Between 1903 and 1928, Basedow took photographs and collected specimens and artefacts on many major expeditions and some smaller trips, mainly to central and northern Australia. Basedow's photographs record life in the remote parts of Australia early in the twentieth century. They depict Aboriginal people, Indigenous rock art, landscapes and expedition-related activities as well as non-Indigenous people, homesteads, pastoral stations, mining activities, plants, animals and geological features.

The National Museum of Australia holds over 1000 Aboriginal artefacts collected by Basedow. Aboriginal artefacts, and geological and natural history specimens are held by the Australian Museum, Museum Victoria and the South Australian Museum. The University of Adelaide holds some geological specimens and a small number of artefacts are held by the Berndt Museum of Anthropology at the University of Western Australia.

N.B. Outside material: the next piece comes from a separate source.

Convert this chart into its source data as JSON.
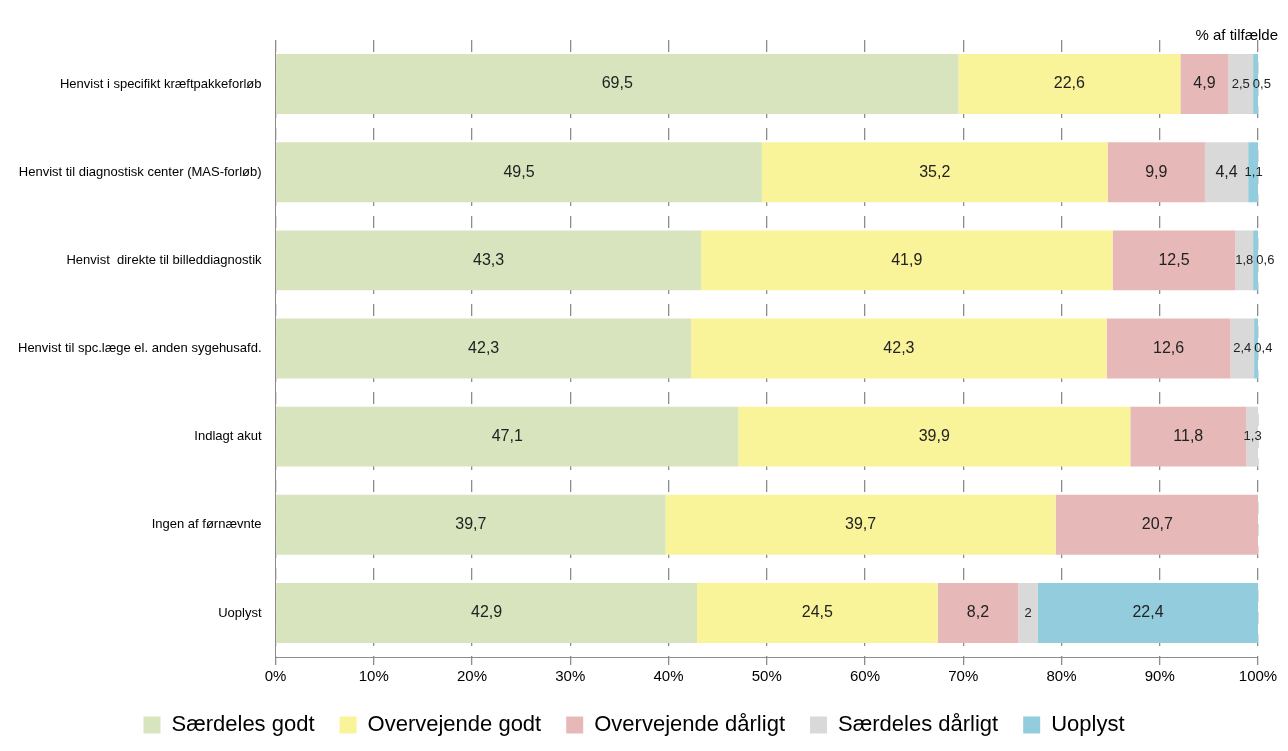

Some 800 individual plant specimens collected by Basedow are held by some Australian herbaria, while others are held in collections in Europe and England.

The majority of Basedow's papers are held by the Mitchell Library. The South Australian Museum and the State Library of South Australia also hold Basedow papers.

The majority of Basedow's photographs are in the National Museum of Australia collection. The South Australian Museum also has some photographs, and a small number are held by the Australian Institute of Aboriginal and Torres Strait Islander Studies.

The Australian government purchased a large number of Basedow's photographs and Aboriginal artefacts in 1934. These were housed at the Australian Institute of Anatomy in Canberra and became part of the National Historical Collection at the National Museum of Australia after the Institute of Anatomy closed in 1984. The collection consists of over 1000 Aboriginal artefacts and around 2200 photographic negatives.